En 2019 sur le trottoir d’une rue de Bruxelles, une cinquantaine de lettres signées d’un prénom – Suzanne – sont récupérées rangées pêle-mêle dans une petite boîte en métal posée à côté d’une poubelle. Ces lettres sont toutes adressées à un homme – Hubert – avec qui Suzanne s’apprête à se marier. Écrites entre novembre 1950 et mars 1951, elles retracent les 130 jours qui précèdent leur mariage.
Confection du trousseau de mariage. Relations avec les écoliers et les autres institutrices de l’école. Aménagement du domicile conjugal. Préparation religieuse au rôle d’ « épouse ». Les lettres de Suzanne donnent à voir une époque, des rôles, des rêves et des injonctions de genre.
De cette découverte, s’en sont suivies de nombreuses interrogations dont s’est saisie Maxine Weber (AKA l’axe genre) : Qui est Suzanne ? Est-elle encore en vie ? Dans quelle mesure ses lettres peuvent-elles apporter un éclairage nouveau sur les relations conjugales au milieu du XXe siècle, sur le statut des institutrices en Belgique (profession exercée par Suzanne), ainsi que sur la façon d’analyser, en sociologues, des corpus de correspondance à l’aune de questions de genre ?
Alors que les frontières sont fermées et les déplacements limités, nous avons eu à repenser nos méthodes d’enquête. Durant l’année 2020-2021, les lettres de Suzanne ont ainsi fait l’objet d’un double traitement, à la fois quantitatif par l’analyse textuelle des lettres, et qualitatif par l’analyse génétique des lettres, l’analyse de la presse belge, et une enquête qui, à l’image du feuilleton de Clara Beaudoux (2016), utilise les réseaux sociaux pour relayer et tenter de retrouver l’entourage de la destinataire.

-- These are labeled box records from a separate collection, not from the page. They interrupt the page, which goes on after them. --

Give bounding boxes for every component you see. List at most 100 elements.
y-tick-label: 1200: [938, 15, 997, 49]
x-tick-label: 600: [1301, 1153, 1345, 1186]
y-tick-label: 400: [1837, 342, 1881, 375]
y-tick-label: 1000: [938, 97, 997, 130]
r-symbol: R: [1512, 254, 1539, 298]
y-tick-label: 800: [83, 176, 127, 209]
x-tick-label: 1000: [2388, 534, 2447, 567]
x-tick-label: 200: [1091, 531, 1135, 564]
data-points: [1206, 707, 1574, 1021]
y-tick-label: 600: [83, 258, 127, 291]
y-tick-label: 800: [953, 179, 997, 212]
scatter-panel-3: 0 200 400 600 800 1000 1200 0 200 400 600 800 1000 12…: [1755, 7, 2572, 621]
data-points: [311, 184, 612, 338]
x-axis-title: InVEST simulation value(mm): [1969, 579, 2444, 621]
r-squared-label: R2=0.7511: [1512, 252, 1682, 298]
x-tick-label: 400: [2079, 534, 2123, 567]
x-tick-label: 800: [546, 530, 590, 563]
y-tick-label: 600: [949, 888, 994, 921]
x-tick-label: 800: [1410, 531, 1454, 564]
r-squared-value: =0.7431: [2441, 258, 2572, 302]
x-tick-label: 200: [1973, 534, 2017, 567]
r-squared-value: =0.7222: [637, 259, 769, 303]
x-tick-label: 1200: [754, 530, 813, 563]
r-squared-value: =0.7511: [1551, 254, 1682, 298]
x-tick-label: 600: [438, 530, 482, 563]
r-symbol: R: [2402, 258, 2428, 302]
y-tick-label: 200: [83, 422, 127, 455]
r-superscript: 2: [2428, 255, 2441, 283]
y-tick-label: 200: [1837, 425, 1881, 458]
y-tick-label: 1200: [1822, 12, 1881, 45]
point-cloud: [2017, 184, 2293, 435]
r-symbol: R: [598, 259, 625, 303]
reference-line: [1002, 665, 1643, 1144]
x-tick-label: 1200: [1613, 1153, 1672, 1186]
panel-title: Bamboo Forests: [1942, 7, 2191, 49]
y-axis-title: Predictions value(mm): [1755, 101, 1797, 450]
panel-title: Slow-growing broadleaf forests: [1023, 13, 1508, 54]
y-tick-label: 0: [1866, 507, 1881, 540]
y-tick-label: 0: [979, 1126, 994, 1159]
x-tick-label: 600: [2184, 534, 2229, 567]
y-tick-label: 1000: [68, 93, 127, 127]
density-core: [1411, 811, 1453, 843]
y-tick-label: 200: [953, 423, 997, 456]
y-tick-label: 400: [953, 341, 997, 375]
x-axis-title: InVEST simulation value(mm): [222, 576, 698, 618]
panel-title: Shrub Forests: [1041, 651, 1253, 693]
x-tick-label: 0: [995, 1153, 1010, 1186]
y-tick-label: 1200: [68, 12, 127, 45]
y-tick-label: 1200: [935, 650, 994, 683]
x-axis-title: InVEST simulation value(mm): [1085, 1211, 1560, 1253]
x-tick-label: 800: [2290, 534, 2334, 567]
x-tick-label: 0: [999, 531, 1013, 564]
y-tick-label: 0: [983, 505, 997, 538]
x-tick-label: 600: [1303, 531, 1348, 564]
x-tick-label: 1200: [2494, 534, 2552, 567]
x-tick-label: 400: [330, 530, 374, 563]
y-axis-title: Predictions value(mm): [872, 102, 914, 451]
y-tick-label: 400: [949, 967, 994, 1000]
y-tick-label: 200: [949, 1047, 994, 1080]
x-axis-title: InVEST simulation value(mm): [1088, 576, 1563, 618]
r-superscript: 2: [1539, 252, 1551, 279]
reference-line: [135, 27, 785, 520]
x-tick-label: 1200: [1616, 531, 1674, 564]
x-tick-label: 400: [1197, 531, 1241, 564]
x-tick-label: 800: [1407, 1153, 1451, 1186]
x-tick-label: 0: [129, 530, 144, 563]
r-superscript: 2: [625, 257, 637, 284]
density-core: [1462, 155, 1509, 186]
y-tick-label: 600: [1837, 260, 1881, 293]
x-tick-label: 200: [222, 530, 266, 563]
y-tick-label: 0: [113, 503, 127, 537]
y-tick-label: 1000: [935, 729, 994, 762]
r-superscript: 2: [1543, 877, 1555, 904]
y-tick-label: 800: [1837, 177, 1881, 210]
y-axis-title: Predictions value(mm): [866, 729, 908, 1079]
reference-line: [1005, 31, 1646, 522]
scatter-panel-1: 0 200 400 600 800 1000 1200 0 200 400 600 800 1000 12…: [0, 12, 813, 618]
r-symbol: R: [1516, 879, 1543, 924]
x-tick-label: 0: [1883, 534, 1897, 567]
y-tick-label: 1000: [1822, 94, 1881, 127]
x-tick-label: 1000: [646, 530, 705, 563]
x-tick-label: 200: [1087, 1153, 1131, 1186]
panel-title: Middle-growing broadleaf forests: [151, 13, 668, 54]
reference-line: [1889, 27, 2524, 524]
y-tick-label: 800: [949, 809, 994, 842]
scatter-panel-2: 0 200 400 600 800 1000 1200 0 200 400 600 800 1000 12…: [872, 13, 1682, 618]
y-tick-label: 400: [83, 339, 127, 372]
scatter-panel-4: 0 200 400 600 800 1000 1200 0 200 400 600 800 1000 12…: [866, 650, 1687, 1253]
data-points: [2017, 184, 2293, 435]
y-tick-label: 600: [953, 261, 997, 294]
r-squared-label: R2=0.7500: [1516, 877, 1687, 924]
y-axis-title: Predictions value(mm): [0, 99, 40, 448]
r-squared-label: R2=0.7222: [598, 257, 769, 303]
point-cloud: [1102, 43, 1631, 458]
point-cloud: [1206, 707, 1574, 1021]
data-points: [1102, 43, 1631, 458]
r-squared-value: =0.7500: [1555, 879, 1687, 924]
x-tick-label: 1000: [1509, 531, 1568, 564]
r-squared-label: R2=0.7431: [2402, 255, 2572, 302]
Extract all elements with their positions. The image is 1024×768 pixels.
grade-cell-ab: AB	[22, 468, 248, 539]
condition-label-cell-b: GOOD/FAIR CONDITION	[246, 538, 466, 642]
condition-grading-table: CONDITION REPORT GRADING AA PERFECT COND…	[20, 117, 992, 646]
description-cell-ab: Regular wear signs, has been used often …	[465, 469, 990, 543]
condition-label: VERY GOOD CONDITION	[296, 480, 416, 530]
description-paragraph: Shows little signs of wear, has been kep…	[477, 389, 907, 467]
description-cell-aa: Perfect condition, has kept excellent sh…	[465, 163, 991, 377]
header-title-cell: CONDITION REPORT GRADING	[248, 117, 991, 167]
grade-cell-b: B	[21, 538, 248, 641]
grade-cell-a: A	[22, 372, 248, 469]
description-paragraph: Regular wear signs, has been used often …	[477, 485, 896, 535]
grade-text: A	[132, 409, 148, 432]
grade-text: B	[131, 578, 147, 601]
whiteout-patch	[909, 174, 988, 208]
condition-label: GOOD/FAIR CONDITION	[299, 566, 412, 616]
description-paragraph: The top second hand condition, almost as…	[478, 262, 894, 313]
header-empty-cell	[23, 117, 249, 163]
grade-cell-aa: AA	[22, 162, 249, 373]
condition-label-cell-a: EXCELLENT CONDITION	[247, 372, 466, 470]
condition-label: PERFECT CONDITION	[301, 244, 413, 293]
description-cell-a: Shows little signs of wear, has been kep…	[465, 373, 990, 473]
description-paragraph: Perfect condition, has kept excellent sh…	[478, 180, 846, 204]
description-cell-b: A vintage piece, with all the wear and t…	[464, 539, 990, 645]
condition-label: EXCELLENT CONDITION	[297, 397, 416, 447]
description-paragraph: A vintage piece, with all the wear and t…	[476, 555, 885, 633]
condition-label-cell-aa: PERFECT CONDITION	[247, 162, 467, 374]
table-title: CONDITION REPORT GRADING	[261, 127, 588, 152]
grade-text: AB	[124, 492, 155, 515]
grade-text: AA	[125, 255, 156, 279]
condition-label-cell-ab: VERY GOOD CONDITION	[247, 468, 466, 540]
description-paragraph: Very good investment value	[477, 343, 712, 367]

La journée d’étude du vendredi 11 juin 2021, qui s’est déroulée dans les locaux de l’ENS de Lyon, a été l’occasion de présenter Suzanne, à travers les méthodes d’analyse que nous avons adoptées, nos premiers résultats de recherche, et les perspectives de cette enquête sur une femme digne d’un roman flaubertien.